We define the discrete bracket $\langle M\rangle_n=\sum\limits_{i=1}^{n-1} \mathbb{E}(M_{k+1}^2-M_k^2|\mathcal{F}_k)$.
Of course, if $\langle M\rangle_n$ is bounded in $L^2$ then $M_n$ converges in $L^2$.
However if we only assume that $\langle M\rangle_n$ converges almost surely toward a finite random variable, is it true that $M_n$ converges almost surely?

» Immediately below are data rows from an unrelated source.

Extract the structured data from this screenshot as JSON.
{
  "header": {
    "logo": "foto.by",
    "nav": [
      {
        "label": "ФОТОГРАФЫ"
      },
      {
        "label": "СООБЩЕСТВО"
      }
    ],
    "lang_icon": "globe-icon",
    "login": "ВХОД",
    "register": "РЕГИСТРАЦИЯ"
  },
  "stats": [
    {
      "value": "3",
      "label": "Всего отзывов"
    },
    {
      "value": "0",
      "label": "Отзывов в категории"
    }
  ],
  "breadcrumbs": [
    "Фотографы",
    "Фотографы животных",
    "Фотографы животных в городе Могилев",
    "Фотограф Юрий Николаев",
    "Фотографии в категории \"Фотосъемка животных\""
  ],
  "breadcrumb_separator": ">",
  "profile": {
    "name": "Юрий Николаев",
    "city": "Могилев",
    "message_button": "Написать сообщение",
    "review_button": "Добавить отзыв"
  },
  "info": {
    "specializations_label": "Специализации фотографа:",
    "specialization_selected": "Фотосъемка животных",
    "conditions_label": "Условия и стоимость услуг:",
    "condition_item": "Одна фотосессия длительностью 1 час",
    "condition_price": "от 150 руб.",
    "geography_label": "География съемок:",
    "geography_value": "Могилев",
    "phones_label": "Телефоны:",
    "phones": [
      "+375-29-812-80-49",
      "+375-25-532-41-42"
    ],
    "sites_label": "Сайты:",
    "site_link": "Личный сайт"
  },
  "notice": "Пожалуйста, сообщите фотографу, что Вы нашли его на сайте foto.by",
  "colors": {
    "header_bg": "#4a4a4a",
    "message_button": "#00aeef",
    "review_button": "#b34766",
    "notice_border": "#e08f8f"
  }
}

If it is true in the discrete case, is it true in the continuous case?
Best Answer
Yes, this is true in both the discrete and continuous setting, assuming $M$ is continuous. Let $\tau_m := \inf \{t : \langle M \rangle_t > m\}$ and $\lim_{t \rightarrow \infty} \langle M \rangle_t = \langle M \rangle_\infty$. Then $\langle M \rangle^{\tau_m}$ is bounded and in particular in $L^2$ so $\lim_{t \rightarrow \infty}M_t^{\tau_m}$ exists almost surely. But since for almost every $\omega$ we have $\langle M \rangle_\infty(\omega) < \infty$, we know $\tau_m(\omega) =\infty$ for all $m$ sufficiently large, so $\lim_{t \rightarrow \infty} M_t$ exists as well.